全段再使用型ロケットを開発するStoke Spaceが10億ドル調達 15トン級新型機も発表
米国ワシントン州のStoke Spaceは、打ち上げ後に1段目と2段目の両方を回収し、再使用するロケットを開発する2019年設立の宇宙輸送企業である。衛星などを軌道へ運ぶ機体を使い捨てず、打ち上げ頻度の向上を目指す。

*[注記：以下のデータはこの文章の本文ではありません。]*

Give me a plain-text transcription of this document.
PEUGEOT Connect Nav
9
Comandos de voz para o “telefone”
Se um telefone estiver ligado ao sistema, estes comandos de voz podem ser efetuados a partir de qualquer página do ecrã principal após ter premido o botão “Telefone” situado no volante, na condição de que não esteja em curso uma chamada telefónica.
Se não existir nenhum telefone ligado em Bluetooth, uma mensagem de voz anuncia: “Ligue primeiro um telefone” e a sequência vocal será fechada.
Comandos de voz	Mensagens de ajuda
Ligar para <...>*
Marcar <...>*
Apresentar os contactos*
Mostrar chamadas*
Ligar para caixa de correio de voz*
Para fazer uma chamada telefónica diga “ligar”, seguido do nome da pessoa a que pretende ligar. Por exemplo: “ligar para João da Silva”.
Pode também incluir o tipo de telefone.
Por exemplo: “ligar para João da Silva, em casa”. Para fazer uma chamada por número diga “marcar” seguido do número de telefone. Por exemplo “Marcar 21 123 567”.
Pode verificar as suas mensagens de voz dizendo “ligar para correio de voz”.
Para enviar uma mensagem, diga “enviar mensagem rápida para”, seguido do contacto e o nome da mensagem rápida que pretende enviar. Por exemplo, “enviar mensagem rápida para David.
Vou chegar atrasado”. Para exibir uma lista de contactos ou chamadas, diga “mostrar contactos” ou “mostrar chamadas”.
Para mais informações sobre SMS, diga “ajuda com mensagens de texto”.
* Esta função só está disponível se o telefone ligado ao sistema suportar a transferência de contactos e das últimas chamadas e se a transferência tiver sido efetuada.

同社は2026年9月8日、シリーズEの初回クローズで10億ドルを調達した。Point72 VenturesとSpark Capitalが共同主導し、トヨタ系Woven Capitalなどが参加した。累計調達額は23億ドルとなる。
初飛行前から15トン級へ拡張する二段階の開発計画
調達資金は、最初の軌道飛行に向けた機体の完成、製造能力、試験・打ち上げ・回収設備の拡張に使う。初号機Nova Pathfinderは、顧客の荷物を運びながら再使用に必要な機体、制御、運用技術を実証する位置づけである。初飛行は2027年初めを予定するが、現時点では軌道投入の実績はない。

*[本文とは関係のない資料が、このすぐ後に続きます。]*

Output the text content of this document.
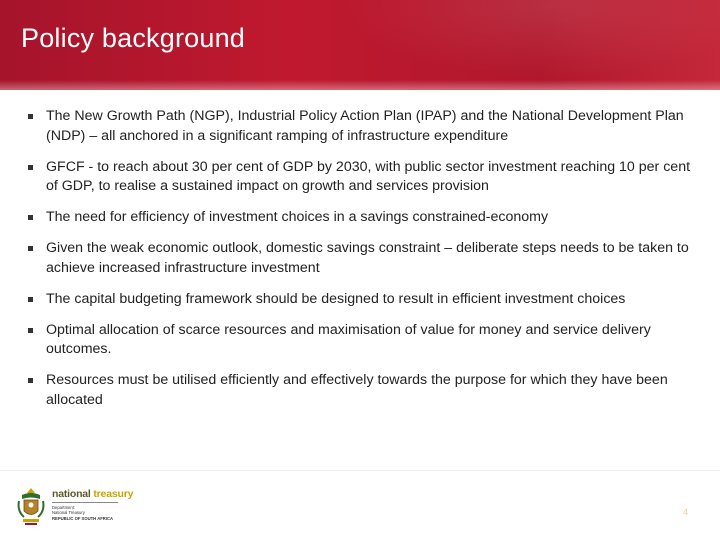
Policy background
The New Growth Path (NGP), Industrial Policy Action Plan (IPAP) and the National Development Plan (NDP) – all anchored in a significant ramping of infrastructure expenditure
GFCF - to reach about 30 per cent of GDP by 2030, with public sector investment reaching 10 per cent of GDP, to realise a sustained impact on growth and services provision
The need for efficiency of investment choices in a savings constrained-economy
Given the weak economic outlook, domestic savings constraint – deliberate steps needs to be taken to achieve increased infrastructure investment
The capital budgeting framework should be designed to result in efficient investment choices
Optimal allocation of scarce resources and maximisation of value for money and service delivery outcomes.
Resources must be utilised efficiently and effectively towards the purpose for which they have been allocated
national treasury
Department:
National Treasury
REPUBLIC OF SOUTH AFRICA
4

同社は同時に、完全再使用の状態で地球低軌道へ15トンを運ぶNova Block 2を初公開した。Pathfinderで主要技術を確かめ、エンジン数、燃料搭載量、荷物を収める空間を拡大した機体へつなぐ。Block 2の初飛行は2029年を予定しており、2機種を並行開発するための資金と設備を今回確保する。
当社メディアでも以前、同社が2025年に5億1,000万ドルを調達した際に取り上げた。その後、1段目の構造試験や発射場整備が進み、今回のラウンドでは大型機の計画が加わった。参加したWoven Capitalはトヨタの成長段階向け投資部門であるが、トヨタとの共同開発や日本からの打ち上げ計画は公表されていない。
燃料で冷やす金属製遮熱板と再使用向けエンジン
ロケットの2段目は軌道速度まで加速するため、帰還時には大気との摩擦で強く加熱される。一般的な機体は2段目を使い捨てるか、熱で削れる材料や耐熱タイルで守る。同社は機体底部を金属製の遮熱板とし、その内部へ極低温の液体水素を流して熱を吸収する。壊れやすいタイルの交換を減らし、短時間で再飛行させる考えである。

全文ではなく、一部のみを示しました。